A row has erupted over designs for a junction on the Leeds-Bradford cycle superhighway that campaigners are calling a "serious failure". While CTC, Sustrans and the Leeds Cycling Campaign say plans have been downgraded without their knowledge to offer cyclists no protection from traffic turning from a three lane gyratory, CityConnect, the group responsible, say they may have been misinterpreted.
Pictures emerged on social media this week of the segregated cycle track, paid for by a £18.1m cycle city ambition fund from government, which forces cyclists to give way at the Grange Avenue junction of Dick Lane, in Bradford.
Following concerns the design puts cyclists at risk from collision with turning traffic City Connect has acknowledged its plans may have been misinterpreted, and has promised to review the work and set up a meeting for those plans to be discussed.
Roger Geffen, CTC Campaigns and Policy Director, said though the superhighway designs are generally good, work done at this junction does not conform to original designs, which he called a "serious failure".
He said: "We would reiterate the comments made by the Leeds Cycling Campaign that they are generally happy with the design and consultation processes. Even though everything has not turned out as the campaigners would have wanted, the CityConnect authorities have generally aimed for a decent level of cycle priority at junctions. This particular junction however appears to be a serious failure and, contrary to CityConnect's claims, does not accord with the published design drawings."
He added this situation provides a clear example of why high national design standards for cycle infrastructure are needed in the UK, and added CTC will be looking to make sure the Prime Minister and his cycling minister, Robert Goodwill, make good on promises to improve those standards.

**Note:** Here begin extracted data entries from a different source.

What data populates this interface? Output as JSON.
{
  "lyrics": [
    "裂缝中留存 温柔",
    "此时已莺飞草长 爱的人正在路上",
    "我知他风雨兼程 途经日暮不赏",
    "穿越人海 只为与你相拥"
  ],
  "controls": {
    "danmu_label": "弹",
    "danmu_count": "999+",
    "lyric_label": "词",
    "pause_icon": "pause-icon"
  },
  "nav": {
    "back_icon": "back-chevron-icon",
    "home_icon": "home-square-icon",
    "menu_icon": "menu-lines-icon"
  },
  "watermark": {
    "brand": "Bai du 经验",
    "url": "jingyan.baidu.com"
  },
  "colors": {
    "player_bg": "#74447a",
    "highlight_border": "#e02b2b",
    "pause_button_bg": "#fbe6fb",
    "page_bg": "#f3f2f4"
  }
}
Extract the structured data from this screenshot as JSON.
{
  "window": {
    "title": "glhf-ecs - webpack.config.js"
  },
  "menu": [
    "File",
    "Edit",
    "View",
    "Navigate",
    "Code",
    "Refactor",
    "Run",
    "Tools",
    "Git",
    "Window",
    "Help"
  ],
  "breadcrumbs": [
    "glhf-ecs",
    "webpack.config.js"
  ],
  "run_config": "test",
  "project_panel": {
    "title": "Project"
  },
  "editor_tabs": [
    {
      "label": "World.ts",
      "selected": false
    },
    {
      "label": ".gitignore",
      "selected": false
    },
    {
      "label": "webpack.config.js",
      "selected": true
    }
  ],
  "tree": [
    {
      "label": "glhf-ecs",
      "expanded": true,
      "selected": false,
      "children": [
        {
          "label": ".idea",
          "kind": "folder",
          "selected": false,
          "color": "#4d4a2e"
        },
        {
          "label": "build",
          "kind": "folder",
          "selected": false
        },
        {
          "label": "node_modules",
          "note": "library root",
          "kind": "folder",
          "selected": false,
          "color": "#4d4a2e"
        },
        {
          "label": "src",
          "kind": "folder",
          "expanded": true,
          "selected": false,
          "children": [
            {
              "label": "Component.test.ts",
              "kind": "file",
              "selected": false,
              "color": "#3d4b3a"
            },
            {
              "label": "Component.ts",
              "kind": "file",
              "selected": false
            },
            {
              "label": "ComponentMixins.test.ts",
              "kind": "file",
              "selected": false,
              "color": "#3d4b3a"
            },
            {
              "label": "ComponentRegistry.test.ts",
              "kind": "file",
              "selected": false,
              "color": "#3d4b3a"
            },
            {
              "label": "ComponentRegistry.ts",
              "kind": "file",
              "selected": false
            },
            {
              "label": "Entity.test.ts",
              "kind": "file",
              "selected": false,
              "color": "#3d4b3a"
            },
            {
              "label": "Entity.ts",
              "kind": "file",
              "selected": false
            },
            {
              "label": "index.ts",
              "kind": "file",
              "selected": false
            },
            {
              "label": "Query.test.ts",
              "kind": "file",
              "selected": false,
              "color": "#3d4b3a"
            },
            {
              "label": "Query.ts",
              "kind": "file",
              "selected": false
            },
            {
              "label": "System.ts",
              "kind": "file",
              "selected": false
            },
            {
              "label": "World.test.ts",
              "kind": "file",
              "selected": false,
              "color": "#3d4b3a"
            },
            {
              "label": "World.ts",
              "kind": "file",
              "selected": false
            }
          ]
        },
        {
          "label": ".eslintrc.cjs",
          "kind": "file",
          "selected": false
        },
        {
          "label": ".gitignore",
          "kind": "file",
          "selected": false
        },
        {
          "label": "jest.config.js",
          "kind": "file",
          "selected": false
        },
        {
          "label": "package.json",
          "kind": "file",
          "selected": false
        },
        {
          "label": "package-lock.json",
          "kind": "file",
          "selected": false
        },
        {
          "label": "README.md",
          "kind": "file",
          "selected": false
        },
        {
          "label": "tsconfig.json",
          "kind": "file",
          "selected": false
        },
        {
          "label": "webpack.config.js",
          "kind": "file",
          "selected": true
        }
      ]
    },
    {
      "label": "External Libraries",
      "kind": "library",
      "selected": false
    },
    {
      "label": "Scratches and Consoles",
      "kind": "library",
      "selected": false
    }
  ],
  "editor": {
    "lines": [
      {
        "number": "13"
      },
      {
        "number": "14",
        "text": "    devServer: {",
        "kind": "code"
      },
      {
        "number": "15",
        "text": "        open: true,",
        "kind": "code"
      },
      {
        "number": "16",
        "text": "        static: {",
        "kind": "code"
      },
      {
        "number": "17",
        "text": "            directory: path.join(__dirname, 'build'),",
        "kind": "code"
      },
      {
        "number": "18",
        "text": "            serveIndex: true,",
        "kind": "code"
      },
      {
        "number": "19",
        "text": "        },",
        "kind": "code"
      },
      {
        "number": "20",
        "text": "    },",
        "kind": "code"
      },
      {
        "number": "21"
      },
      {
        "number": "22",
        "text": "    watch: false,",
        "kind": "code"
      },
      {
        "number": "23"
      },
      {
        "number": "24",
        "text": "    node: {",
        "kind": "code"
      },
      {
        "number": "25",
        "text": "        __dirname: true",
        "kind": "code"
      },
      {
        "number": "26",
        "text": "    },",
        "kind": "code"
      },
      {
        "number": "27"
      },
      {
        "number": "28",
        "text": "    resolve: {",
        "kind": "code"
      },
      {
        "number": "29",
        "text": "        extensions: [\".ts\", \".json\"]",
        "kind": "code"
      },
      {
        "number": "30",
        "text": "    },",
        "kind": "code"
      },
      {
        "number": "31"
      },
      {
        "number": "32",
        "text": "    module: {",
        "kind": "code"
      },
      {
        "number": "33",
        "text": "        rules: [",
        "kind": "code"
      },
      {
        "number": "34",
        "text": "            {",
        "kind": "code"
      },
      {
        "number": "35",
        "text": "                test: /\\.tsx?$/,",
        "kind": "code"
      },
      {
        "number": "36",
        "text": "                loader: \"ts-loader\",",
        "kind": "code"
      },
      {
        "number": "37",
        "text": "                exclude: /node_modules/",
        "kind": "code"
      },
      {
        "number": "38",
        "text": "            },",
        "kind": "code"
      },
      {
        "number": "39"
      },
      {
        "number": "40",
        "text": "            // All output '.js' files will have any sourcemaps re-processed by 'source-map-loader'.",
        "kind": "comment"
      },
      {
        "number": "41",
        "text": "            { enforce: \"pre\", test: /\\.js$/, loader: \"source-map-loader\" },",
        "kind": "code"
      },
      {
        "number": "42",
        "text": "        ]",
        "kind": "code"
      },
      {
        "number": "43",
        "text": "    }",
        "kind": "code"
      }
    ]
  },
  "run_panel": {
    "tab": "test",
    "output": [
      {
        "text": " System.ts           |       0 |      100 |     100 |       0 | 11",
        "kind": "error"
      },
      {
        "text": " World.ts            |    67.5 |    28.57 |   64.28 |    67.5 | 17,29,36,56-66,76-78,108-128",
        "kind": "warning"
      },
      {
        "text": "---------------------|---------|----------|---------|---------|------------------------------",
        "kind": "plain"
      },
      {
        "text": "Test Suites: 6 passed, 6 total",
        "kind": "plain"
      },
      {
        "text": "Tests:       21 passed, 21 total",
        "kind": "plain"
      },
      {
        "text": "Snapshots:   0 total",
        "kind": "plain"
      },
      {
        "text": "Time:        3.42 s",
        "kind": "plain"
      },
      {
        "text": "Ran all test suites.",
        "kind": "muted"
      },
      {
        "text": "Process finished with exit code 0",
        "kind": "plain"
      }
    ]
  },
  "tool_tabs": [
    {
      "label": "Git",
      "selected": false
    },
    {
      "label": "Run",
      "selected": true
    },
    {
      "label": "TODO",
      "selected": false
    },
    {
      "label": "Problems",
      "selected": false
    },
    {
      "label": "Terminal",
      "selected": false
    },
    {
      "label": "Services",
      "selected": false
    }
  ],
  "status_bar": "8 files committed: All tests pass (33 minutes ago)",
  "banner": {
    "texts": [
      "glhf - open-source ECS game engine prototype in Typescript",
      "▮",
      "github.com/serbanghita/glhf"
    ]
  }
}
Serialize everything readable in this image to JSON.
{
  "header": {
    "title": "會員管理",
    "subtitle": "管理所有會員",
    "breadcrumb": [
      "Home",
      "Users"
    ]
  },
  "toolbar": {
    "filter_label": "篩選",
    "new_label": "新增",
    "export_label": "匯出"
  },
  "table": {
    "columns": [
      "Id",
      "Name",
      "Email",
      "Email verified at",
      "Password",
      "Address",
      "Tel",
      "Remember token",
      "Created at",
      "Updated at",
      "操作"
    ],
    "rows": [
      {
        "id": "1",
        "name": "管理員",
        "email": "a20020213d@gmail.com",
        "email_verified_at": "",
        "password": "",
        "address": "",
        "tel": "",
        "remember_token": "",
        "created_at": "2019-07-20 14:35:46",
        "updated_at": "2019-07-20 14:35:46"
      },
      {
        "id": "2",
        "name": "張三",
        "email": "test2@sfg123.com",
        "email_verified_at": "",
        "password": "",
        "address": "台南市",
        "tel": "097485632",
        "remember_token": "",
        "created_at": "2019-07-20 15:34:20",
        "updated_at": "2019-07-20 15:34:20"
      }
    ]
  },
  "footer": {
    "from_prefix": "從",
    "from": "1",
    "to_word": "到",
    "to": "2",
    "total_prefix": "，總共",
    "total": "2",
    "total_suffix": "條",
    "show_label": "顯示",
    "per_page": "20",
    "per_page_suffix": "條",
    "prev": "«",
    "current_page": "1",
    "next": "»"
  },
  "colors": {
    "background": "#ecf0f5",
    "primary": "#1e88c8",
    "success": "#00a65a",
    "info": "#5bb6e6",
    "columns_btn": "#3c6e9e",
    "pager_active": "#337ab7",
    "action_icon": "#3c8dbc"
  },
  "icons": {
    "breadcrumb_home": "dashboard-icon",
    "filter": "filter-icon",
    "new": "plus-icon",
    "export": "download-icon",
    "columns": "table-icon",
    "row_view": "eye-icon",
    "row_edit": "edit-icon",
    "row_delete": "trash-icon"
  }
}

A post on The Alternative Department for Transport blog says designs were never clear, with drawings offering little detail on how the cycle route would cross the side roads. Later plans appear to have dealt with this detail but priority differs from junction to junction.
CityConnect released a statement on its Facebook page saying: "The design for this junction has not differed from the design consulted on although we acknowledge that the design drawings for this junction may have been misinterpreted. Safety concerns from the safety Audit Team were one of the factors for the design of this junction."
It said although plans have gone through the correct sign-off process, including Sustrans, CTC and Leeds Cycling Campaign as well as "all other interested parties" and public consultation, a review will now be undertaken.
It said: "In light of the considerable interest on social media and sections of the press, the design team have been asked to produce a position statement to be reviewed by the Advisory Group to ensure that the final design is the best possible outcome in this location."
Sustrans said it supported the ambition of a "Dutch style" cycle route between Leeds and Bradford, and though the development of designs was "genuinely open and consultative" the charity can't remember this junction being discussed.
On its Facebook page the group said: "We think this has been a positive experience and one that has demonstrably raised the standard of the designs and taken us closer towards realising that [Dutch-style design] ambition. However in respect of a few key locations, we feel that the final design still feels significantly short."
"I can't recall the specific example of Dick Lane / Grange Ave ever being discussed in advisory group meetings. We certainly spent a lot of time and effort, over the course of a year, arguing for the principles of priority, safety and convenience. None of which this achieves," Sustrans added.